25 July

Maria's picturesI had such an easy first pregnancy and it just didn’t occur to me that anything would go wrong second time around. I was so confident and unphased that I took my two year old son with me to our 12 week scan. My twins had died at 7 and 7.5 weeks. That’s the hardest thing. My beautiful boy saw me fall apart. I had an ERPC the following week, and the most gentle and considered care at Lewisham Hospital. But it doesn’t go away. They are still in my head and my heart.

I explained to a wonderful nurse that I was sure they would be boys. I always felt that I would be a mother of boys. And she said that in that case they probably were. I’m not religious but I imagine that they are with my lovely Grandpa in his greenhouse picking tomatoes. He died when I was pregnant with my son and he loved children so much. It comforts me to think that he’s taking care of them now.

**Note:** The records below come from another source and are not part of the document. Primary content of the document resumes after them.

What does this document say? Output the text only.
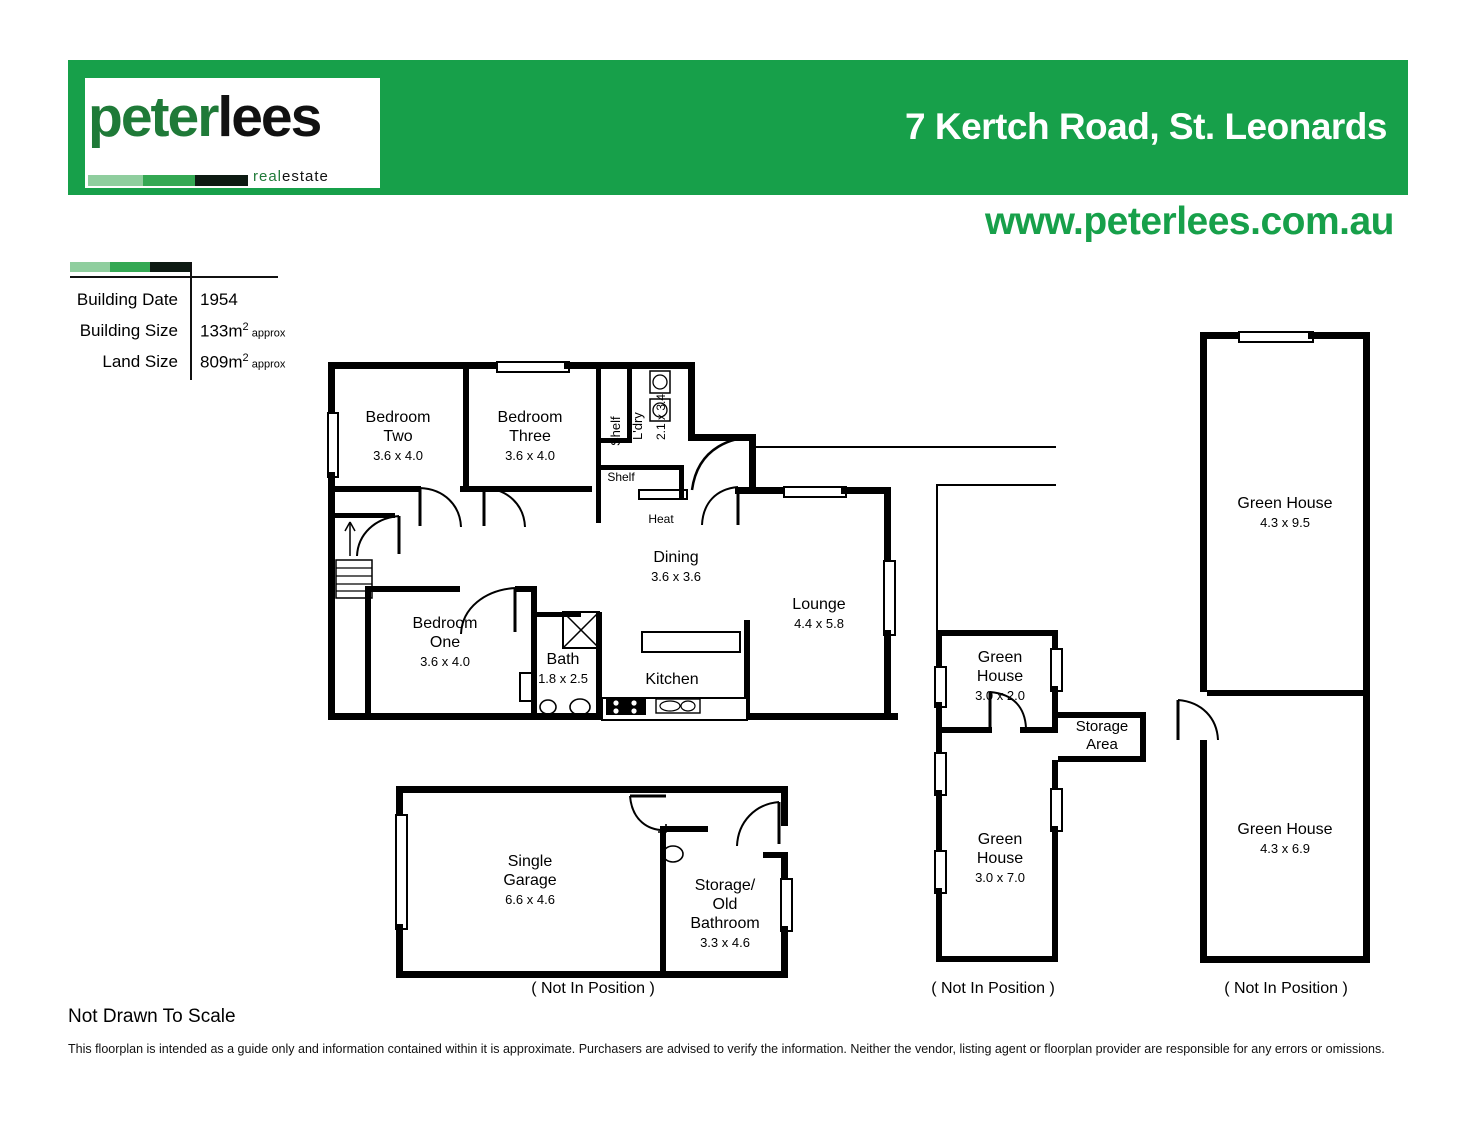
peterlees
realestate
7 Kertch Road, St. Leonards
www.peterlees.com.au
Building Date 1954
Building Size $133m^2$ approx
Land Size $809m^2$ approx
Shelf L'dry 2.1 x 3.4
Shelf
Heat
Bedroom
Two
3.6 x 4.0
Bedroom
Three
3.6 x 4.0
Bedroom
One
3.6 x 4.0
Dining
3.6 x 3.6
Lounge
4.4 x 5.8
Bath
1.8 x 2.5	Kitchen
Single
Garage
6.6 x 4.6
Storage/
Old
Bathroom
3.3 x 4.6
( Not In Position )
Green
House
3.0 x 2.0
Green
House
3.0 x 7.0
Storage
Area
( Not In Position )
Green House
4.3 x 9.5
Green House
4.3 x 6.9
( Not In Position )
Not Drawn To Scale
This floorplan is intended as a guide only and information contained within it is approximate. Purchasers are advised to verify the information. Neither the vendor, listing agent or floorplan provider are responsible for any errors or omissions.
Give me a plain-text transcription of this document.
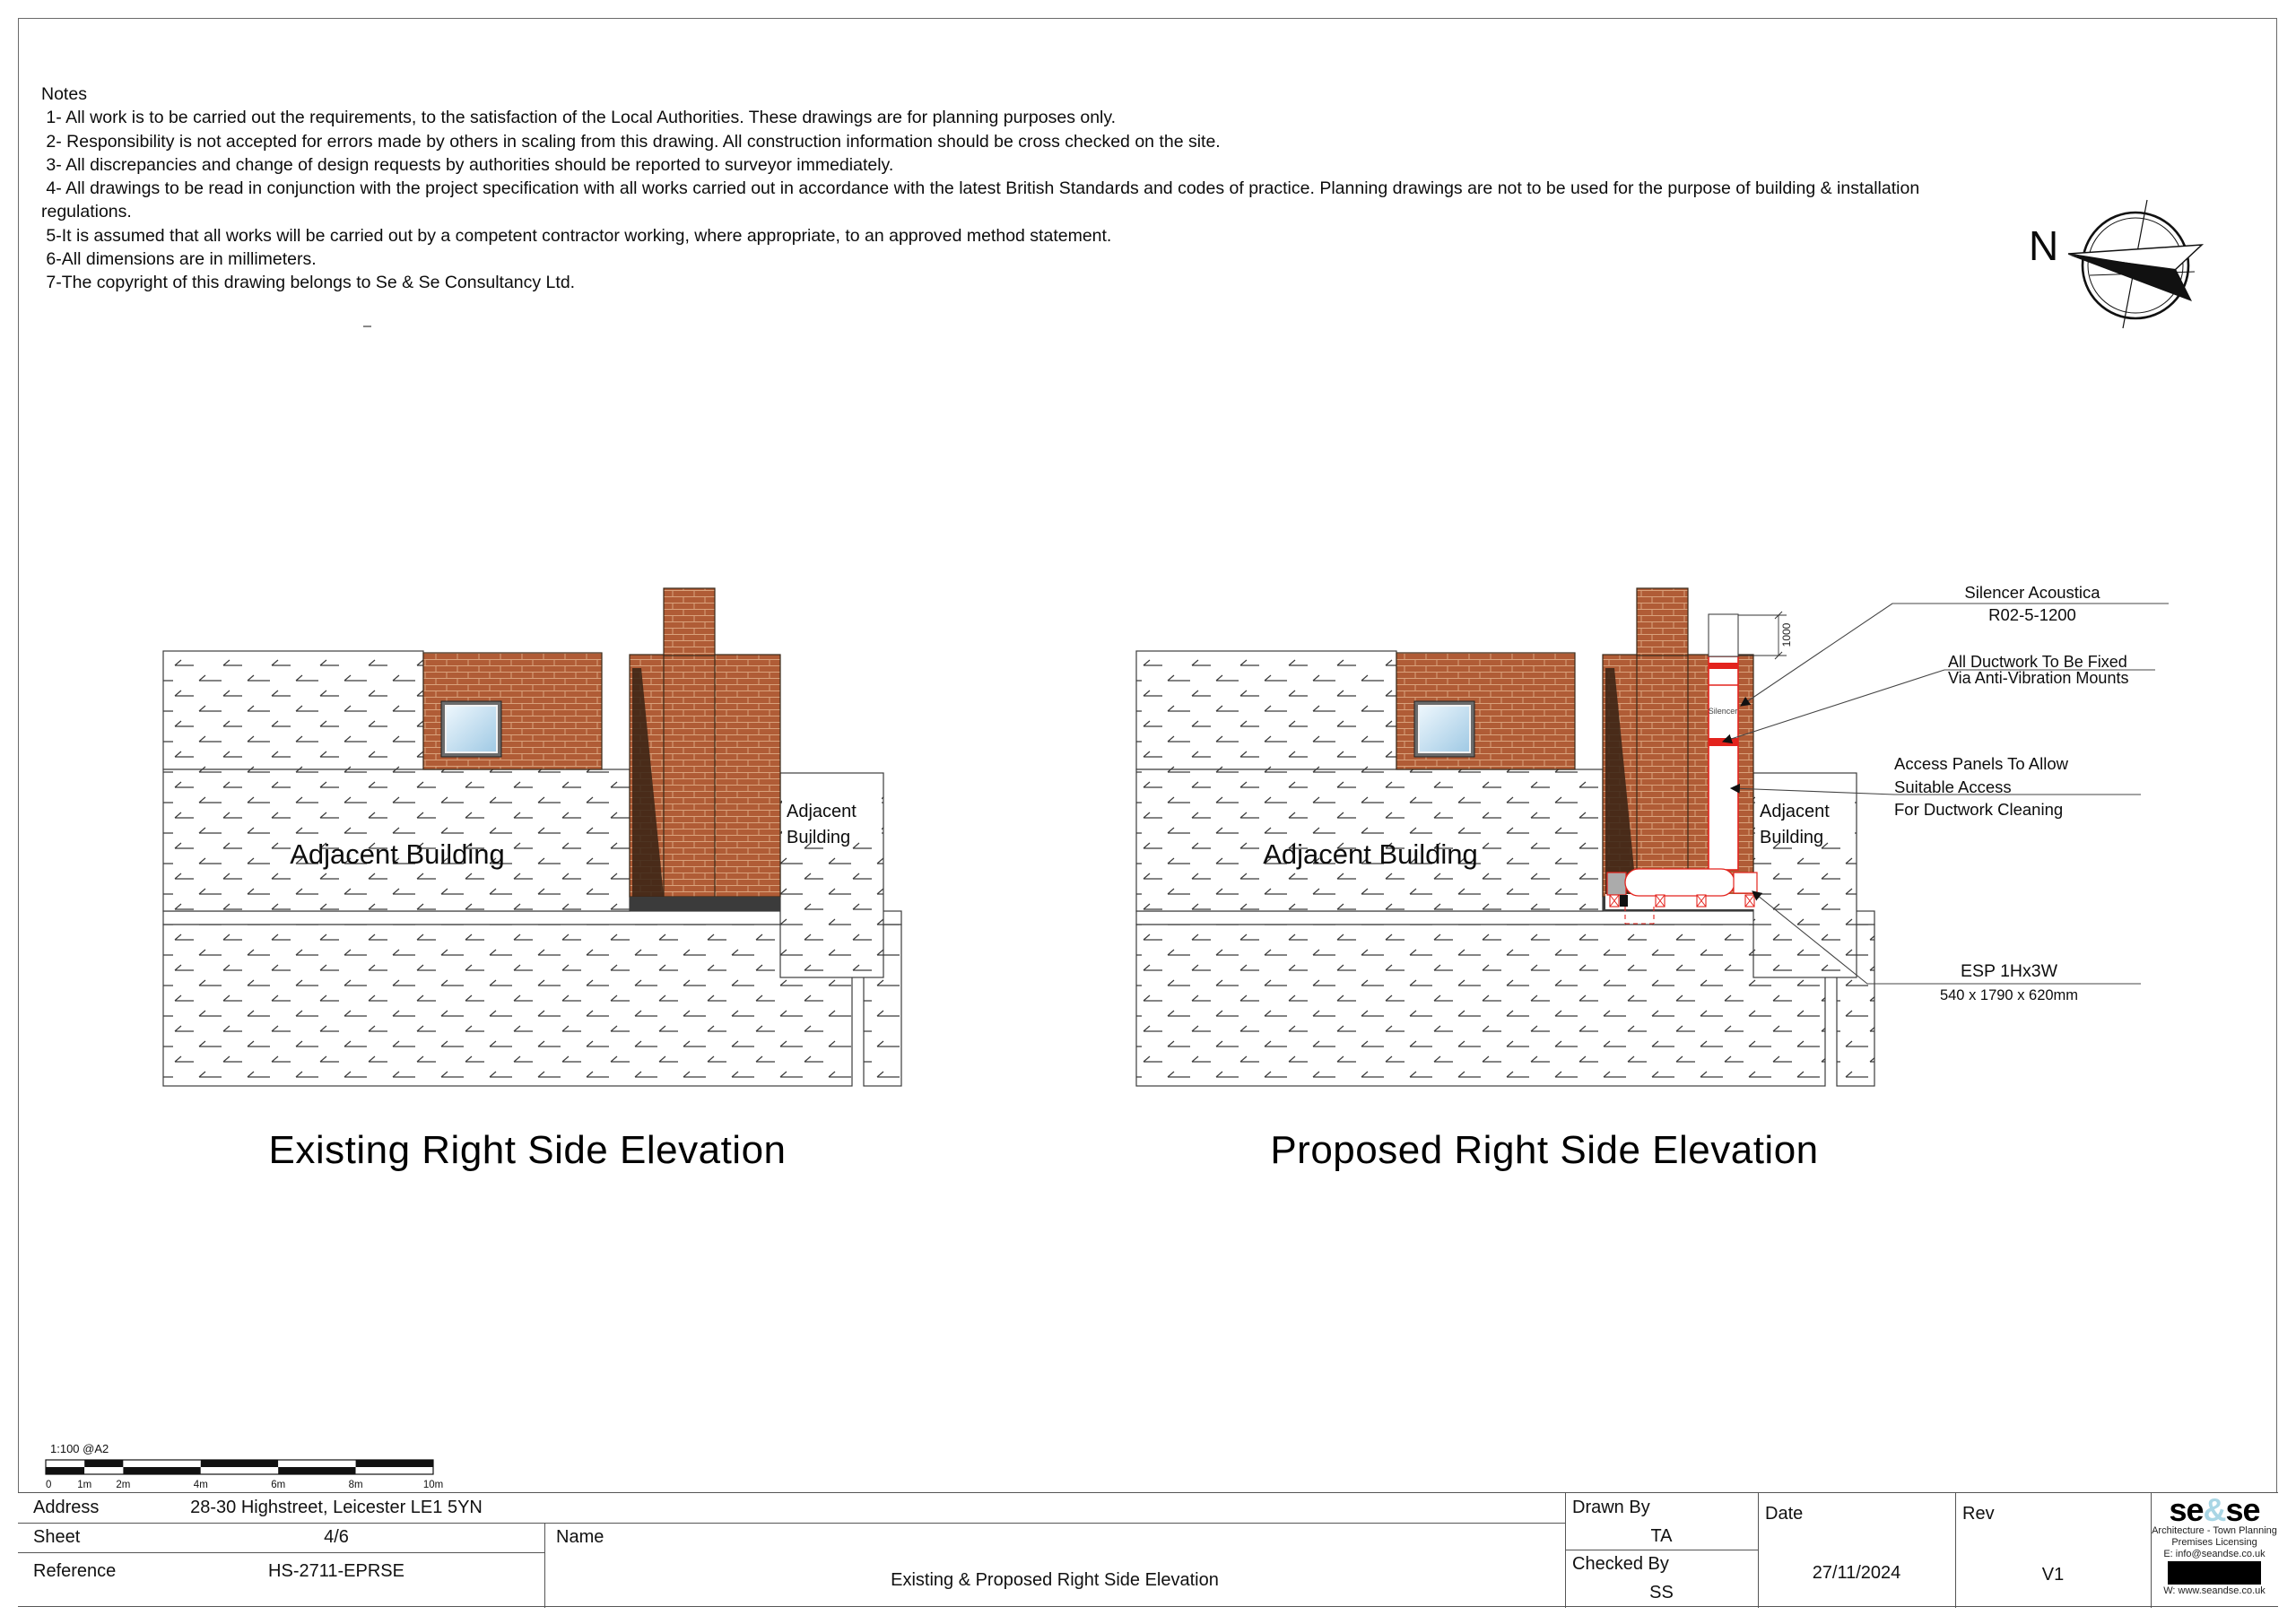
Notes
1- All work is to be carried out the requirements, to the satisfaction of the Local Authorities. These drawings are for planning purposes only.
2- Responsibility is not accepted for errors made by others in scaling from this drawing. All construction information should be cross checked on the site.
3- All discrepancies and change of design requests by authorities should be reported to surveyor immediately.
4- All drawings to be read in conjunction with the project specification with all works carried out in accordance with the latest British Standards and codes of practice. Planning drawings are not to be used for the purpose of building & installation
regulations.
5-It is assumed that all works will be carried out by a competent contractor working, where appropriate, to an approved method statement.
6-All dimensions are in millimeters.
7-The copyright of this drawing belongs to Se & Se Consultancy Ltd.
Adjacent Building
Adjacent
Building
Adjacent Building
Adjacent
Building
Silencer
1000
N
1:100 @A2
0	1m 2m	4m	6m	8m	10m
Existing Right Side Elevation	Proposed Right Side Elevation
Silencer Acoustica
R02-5-1200
All Ductwork To Be Fixed
Via Anti-Vibration Mounts
Access Panels To Allow
Suitable Access
For Ductwork Cleaning
ESP 1Hx3W
540 x 1790 x 620mm
Address	28-30 Highstreet, Leicester LE1 5YN
Sheet	4/6
Reference	HS-2711-EPRSE
Name
Existing & Proposed Right Side Elevation
Drawn By
TA
Checked By
SS
Date
27/11/2024
Rev
V1
se&se
Architecture - Town Planning
Premises Licensing
E: info@seandse.co.uk
W: www.seandse.co.uk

When we go to our favourite beach, I imagine them tearing around with their brother and with the little sister who came after them.

My husband and I choose to remember their birthdays (or rather their due date) instead of the day we lost them. And so every year on the 25 July, we have a moment together. Sometimes it’s a long walk, or a hug, or a cake. This year we watched our children running around in the back garden at the end of the first week of the summer holidays. It’s never a big thing, just an acknowledgement that they are part of our family too.

Just after we lost them, I mentioned to my husband that in my head they are like the naughty, fun-filled Twins from the Broons, a Scottish comic strip I used to read as a child. He wrote to the publishers and they sent back this picture of them. So they hang on our bedroom wall with photographs of their brother and sister. The scan photo is tucked away inside the frame with an astonishingly thoughtful letter from the publishers, DC Thomson and Co. The kindness of strangers never fails to amaze me.